Frontman Brandan Schieppati of recently reactivated California metallers BLEEDING THROUGH says he felt like his band was treated like a “cash cow” by its record company, booking agent and management, ultimately leading to their split in 2014. Schieppati also cited the rigorous demands of the album-tour cycle that was starting to cause friction in the band’s personal lives and decided to break up BLEEDING THROUGH before their lives “became a fucking mess.”
BLEEDING THROUGH announced its comeback earlier this year and released a new studio album, “Love Will Kill All”, on May 25 via SharpTone Records.
Asked in a recent interview with “Bods Mayhem Hour” about the circumstances that led him to reform BLEEDING THROUGH, Schieppati said (hear audio below): “It’s a little bit of a bunch of stuff. It’s not the popular answer, because bands don’t want everyone to talk about finances and the business of the band, and the reason why they don’t and the fact they don’t talk about it more lets the music industry kind of control that dynamic when it comes to the music. I know it’s like I said, it’s not the popular thing to talk about it, but it needed to be talked about.

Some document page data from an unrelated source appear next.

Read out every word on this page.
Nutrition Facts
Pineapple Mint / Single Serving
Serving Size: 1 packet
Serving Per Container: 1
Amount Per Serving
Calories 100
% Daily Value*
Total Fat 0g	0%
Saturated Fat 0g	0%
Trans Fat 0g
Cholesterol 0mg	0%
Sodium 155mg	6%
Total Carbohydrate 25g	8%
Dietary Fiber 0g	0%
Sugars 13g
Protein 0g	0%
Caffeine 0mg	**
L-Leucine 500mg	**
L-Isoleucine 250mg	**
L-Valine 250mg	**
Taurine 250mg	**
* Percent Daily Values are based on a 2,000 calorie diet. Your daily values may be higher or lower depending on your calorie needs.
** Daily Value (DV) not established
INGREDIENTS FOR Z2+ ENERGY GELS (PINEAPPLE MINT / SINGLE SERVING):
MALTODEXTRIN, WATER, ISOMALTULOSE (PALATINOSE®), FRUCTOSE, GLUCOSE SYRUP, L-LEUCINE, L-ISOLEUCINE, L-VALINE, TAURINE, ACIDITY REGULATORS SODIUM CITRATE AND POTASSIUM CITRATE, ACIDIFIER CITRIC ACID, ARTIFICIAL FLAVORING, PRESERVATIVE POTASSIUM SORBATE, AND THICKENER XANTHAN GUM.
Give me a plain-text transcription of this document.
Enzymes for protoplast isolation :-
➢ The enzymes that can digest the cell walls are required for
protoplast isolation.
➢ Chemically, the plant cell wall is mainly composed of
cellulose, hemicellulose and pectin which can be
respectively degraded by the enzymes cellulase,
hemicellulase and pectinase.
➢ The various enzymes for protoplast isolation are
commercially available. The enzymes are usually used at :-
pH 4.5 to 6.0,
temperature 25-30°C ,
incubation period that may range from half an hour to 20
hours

“We were a band for 15 years and once you’re a band for 15 years, it really becomes your full-time job and, for a lot of us, our sole means of income,” he continued. “It really was time for us; we needed to focus on other things in our lives on the personal side. We were getting to our mid-30s and it was the sort of thing where people wanted to start having kids and start families and pursue other careers they’ve never able to pursue before because there were always obligations to BLEEDING THROUGH. I think that, for us, it was really important to do those things.
“I find that when you look at a lot of bands, the older they get, they don’t do those things. Outside of music, their life is a fucking mess. I’ve seen it first-hand. We saw it first-hand with hundreds of people in bands where their lives were just a fucking mess. We never really wanted to be like that. It was sort of the responsible thing, the more grown-up thing for us to do is take that time off and pursue other things.
“For me,” he added, “I opened my first gym, Rise Above Fitness, in 2011 and it kind of came to a point where I realized I needed to focus on this if it’s going to happen. Screaming into a microphone is not going to pay the bills forever, nor did it comfortably pay the bills ever. That’s the sort of thing where people are, like, ‘Fuck you, you guys do it for the money.’ It’s easy to say that when you’re not in a band and you’re in a position where we are we were literally tour and do so much that we can’t do other things. It is a little about money because when that is your sole income and you’re trying to support yourself and a kid and a wife, whatever, pay a mortgage, that’s the long and the short of it. That’s reality there.
“I think that the music industry is so fantastical all the time where they don’t dwell on the reality of checks and balances, and they should. It’s irresponsible for labels and management and booking agents to go out there and tell bands to do a certain thing when you know damn well it’s the wrong thing on a personal level for every single person in that band. It’s irresponsible. Because at the end of the day, they make the money regardless. For us, that’s how we were beginning to think and feel about ourselves. We felt that to the people that were working for us label-wise, management-wise, booking agent-wise, we were a cash cow. They just kept whipping the dead horse and [told us] go out there and play and go do more and go do more and grind yourself and don’t worry about your personal lives and it’s all about this music and blah, blah and the whole fucking shebang rhetoric that everyone gets fed when it comes to underground music and this and that. They didn’t care how we did or how we were doing because they were making their 15 to 25 percent. That’s all that matters. For us, it was, like, ‘Fuck these people. We need to take care of our lives because our lives were beginning to kind of be a mess and we refuse to be like that.’ We also didn’t want to be one of those bands who has so many daily stresses where it gets in the way of the creation of the music and the importance of the creation of the music and us being around each other and being friends and touring and playing music, because that was number one, our creation with each other is the reason why we do it.
“We just felt it was a time where we had to shut it down in order to kind of regroup [and] refocus. And then it was as easy as me being in the studio with my producer, and I was writing some stuff for some other bands, and I wrote a song that sounded like a BLEEDING THROUGH song, so I recorded it and I sent a group text to everybody in the band and said, ‘Do you guys want to do this again?’ And everybody said, ‘Yup. Let’s do it!’ And I said, ‘If you guys don’t want to do it, if you’re perfectly satisfied being away from it, then that’s fine. But if you want to do it, then let’s do it.’ Everybody said, ‘All right. It’s time, let’s do it.’ I guess that close-to-five-year hiatus was enough to get our affairs in order on a personal level, which I think is important.”
“Love Will Kill All” is the first BLEEDING THROUGH album since “The Great Fire”, which was released in January 2012 via Rise Records.